When school resumed in September, you called to say you were feeling excited about everything; having entered your final year at the School of Laboratory Technology, Vom, near Jos. You looked forward to finishing your course and finding a job so that you can help your mother and your brother. One Sunday evening, you called to announce that you were having a test the next day and that I should bless you.
We prayed together. You were confident and happy. At about 9.00 am the next day, just as you were about to go into the examination hall, the herdsmen arrived. You called me and you were hysterical. I could hear the gunshots. “Daddy, they are about to kill us,” you wailed. Then your phone went silent. Hours later, seven people lay dead, while a dozen more were wounded. One of the victims was your classmate, Joseph Katung, with whom you were particularly close.
I did not realise that Joseph’s brutal death had affected you so deeply.It must have triggered the painful memories of your sister Benedicta who perished in similar circumstances. A few days after his demise, you asked me to pray for you. You complained that Joseph kept coming to you in a dream, pleading desperately that you should save him from his killers.
All I could do was to ask you to pray. I did not know what else to do. I was having troubles of my own; a fugitive from potential assassins, on top of the nightmare of our son who has been attacked with an evil and painful disease.
Your friend was buried last month, amidst a flourish of tears. After the burial, I did not hear from you.

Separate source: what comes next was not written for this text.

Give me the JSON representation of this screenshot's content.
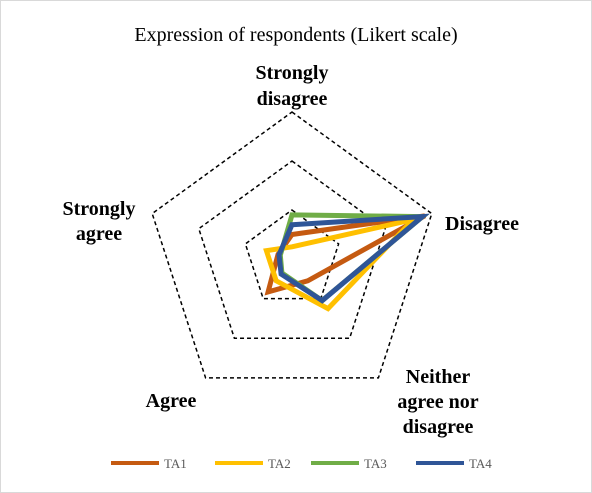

I assumed, naively, that it had brought some form of closure; that the apparitions tormenting your winter nights were over.
How wrong I was! I was only later to learn that you had broken down completely. They tell me you are having to be sedated and that you are more often in delirium than in consciousness.I have lit a candle for you.
My heart bleeds — for you – for the young flowers of our benighted country. With all the affection and tears of my life.